Margaret decides to quit her teaching job and, in the footsteps of so many contemporary social climbers, write a novel. Surely, she assumes, someone with her preternatural graces, and with a professional background in all things Wharton, Woolf or Wilde to boot, should be able to bang out a defining chronicle of our times, instantly publishable and immensely sellable, and thereby move from "skulking in the fringes" of New York City urbanity to standing center stage.

Predictably, since Margaret has no actual ideas about what to write, her delusions of grandeur are stalled from the get-go under a five-month-long stranglehold of writer's block. "I realized that I, like a million other people," she admits at the nadir of her unproductiveness, "was merely smart."

Because Margaret has so much free time from pretending to write, she becomes actively attentive to the email correspondence of her childhood friend, Letty MacMillan. Letty, writing from Los Angeles, is experiencing a real kind of social transformation after her bookish, art historian husband is pulled away from academe into the glamorous swells of the city's fine art museum. Suddenly, the woman whose principal industry had been keeping alive four children on a minimal budget is house shopping in Beverly Hills with a realtor named Peri, looking for something "built before 1950 unless it had been designed by a well-known architect."

Since Letty's real life is exponentially more interesting than her aimless scraps of fiction, Margaret decides that a little appropriation couldn't hurt, if only to rouse the Muse from slumber. But soon, as Letty has helped get her family into massive debt, Margaret is actually egging her on for the sake of the story, which she says in retrospect thrilled her with its brilliant parallels to Madame Bovary, without troubling her at all with the details Emma Bovary's particular fate.

All Is Vanity is a novel of ideas and commentary and, as a plot based around writer's block and emails might suggest, not of action. Furthermore, as the biblical decisiveness of the title portends, there is nothing very subtle or surprising about the message; most of the lessons you'll take away are clear within 10 pages. Yet Schwarz writes such a spry, pithy prose that the book never becomes ponderous or preachy. Both Margaret and Letty's narratives are humorous and self-deprecating, effective counterpoise to the bleakness and betrayal the friends sink into. Even as they are magnetized to that world of catered and publicized elitism, they can also see its absurdity. Many of the pleasures in the book are in the voyeuristic glance we get at the lifestyles of the uppity: the gardeners, private tutors, SUVs, club chairs, wet bars, charity galas, and brisk, oblivious condescension that serve as their necessary accoutrements, of which Letty must try to incorporate into her home and family.

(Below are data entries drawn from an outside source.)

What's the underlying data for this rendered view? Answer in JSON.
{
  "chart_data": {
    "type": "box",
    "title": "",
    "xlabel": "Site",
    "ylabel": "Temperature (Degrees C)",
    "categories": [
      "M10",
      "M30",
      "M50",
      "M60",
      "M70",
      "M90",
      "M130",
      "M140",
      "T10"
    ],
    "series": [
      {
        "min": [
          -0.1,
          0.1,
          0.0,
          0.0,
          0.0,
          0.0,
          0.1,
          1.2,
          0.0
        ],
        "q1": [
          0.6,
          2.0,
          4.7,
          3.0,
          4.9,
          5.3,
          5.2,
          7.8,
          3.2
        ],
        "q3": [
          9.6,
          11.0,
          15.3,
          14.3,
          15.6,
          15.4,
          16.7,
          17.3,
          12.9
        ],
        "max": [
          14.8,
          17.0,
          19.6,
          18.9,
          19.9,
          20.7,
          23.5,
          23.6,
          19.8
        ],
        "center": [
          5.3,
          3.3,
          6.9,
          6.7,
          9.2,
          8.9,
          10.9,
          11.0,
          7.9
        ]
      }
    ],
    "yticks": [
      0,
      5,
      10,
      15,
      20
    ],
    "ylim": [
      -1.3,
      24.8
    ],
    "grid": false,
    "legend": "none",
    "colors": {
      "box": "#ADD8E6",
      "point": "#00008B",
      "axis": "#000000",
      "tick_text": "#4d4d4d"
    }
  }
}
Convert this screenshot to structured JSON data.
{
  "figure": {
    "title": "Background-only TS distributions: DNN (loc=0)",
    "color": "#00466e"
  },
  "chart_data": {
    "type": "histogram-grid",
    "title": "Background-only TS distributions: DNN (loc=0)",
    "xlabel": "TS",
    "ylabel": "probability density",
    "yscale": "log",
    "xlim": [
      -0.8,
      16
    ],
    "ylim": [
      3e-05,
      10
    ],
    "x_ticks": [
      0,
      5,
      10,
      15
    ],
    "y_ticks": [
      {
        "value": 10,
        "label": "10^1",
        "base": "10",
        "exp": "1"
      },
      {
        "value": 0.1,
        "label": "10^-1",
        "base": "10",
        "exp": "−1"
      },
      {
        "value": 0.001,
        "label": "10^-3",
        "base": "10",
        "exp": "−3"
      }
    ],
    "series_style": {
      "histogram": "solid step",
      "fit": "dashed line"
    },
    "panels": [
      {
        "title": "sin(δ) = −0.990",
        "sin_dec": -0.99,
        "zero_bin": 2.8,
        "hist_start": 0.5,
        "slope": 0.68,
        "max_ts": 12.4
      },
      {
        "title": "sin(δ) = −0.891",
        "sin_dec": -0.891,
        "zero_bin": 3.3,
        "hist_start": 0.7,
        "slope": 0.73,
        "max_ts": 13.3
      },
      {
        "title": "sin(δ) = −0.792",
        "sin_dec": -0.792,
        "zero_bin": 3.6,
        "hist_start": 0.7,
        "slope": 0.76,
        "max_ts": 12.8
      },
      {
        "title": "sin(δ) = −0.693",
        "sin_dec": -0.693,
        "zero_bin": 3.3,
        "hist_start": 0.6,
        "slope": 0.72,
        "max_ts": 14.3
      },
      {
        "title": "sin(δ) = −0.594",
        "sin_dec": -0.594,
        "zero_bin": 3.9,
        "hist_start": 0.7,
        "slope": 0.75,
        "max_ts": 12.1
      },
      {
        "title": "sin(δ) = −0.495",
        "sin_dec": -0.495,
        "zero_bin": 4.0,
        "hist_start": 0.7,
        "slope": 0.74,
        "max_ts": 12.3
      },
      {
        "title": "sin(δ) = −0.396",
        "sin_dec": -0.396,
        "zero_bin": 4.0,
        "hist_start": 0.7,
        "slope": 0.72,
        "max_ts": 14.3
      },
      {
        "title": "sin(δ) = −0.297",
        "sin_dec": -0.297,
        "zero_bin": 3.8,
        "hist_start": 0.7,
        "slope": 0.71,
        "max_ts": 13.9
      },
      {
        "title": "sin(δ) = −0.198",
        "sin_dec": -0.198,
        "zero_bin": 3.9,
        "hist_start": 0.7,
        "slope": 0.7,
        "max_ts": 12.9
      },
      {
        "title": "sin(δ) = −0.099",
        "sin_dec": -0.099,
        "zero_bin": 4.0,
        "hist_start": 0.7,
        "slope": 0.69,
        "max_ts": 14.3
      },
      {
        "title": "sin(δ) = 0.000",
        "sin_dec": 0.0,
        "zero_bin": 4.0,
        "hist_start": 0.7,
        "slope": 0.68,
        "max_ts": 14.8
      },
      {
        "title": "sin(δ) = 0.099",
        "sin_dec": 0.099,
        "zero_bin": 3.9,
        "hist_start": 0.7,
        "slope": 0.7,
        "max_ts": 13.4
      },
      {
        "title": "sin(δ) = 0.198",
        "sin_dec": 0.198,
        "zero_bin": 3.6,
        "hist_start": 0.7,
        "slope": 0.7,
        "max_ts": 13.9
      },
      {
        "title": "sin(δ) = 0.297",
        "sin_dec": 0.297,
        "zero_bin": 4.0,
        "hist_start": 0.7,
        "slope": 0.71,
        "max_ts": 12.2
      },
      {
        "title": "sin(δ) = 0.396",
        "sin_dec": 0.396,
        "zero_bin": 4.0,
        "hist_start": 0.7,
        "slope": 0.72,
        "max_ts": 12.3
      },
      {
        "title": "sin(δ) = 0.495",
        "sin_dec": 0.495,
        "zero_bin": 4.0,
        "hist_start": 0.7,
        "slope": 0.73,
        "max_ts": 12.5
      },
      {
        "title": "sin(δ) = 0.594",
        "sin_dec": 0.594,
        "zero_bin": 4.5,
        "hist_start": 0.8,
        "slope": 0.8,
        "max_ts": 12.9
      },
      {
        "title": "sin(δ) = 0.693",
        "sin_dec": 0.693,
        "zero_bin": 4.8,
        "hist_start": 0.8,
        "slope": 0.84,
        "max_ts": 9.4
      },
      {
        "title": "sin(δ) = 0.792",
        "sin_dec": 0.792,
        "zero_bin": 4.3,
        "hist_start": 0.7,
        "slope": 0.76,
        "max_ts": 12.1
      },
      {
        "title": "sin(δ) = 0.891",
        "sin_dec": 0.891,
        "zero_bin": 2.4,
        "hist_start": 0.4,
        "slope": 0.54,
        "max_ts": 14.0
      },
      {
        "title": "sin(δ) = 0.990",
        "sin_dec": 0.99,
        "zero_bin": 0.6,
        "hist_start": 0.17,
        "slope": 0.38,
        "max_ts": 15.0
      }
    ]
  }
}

Speaking about her own intentions, Margaret rhetorically asks, "How many people believe they have a novel fully formed in the backs of their brains ... and are convinced that if only they could manage to tear themselves away from much more important work, they would just 'write it up?' I would say one in two." This may be an exaggeration, but such an attitude is certainly complicit with much of what is most ugly in art and perhaps culture in general. Novels like Margaret's are founded on the basic insincerity that completion and reward are more important than the work itself. What makes Letty's missives so enjoyable (and ripe for plagiarism) are just the qualities that Margaret lacks: humility, sensitivity and self-consciousness.

The writing in All Is Vanity reflects an understanding of this difference. Underneath its pillory against modern idol worshipping, Schwarz carefully limns the tale of a friendship destroyed by ambition. The characters are guilty of tremendous folly, but they are still drawn with care and compassion, and it is this kind of essential empathy that makes writing, in fact, no vain thing at all.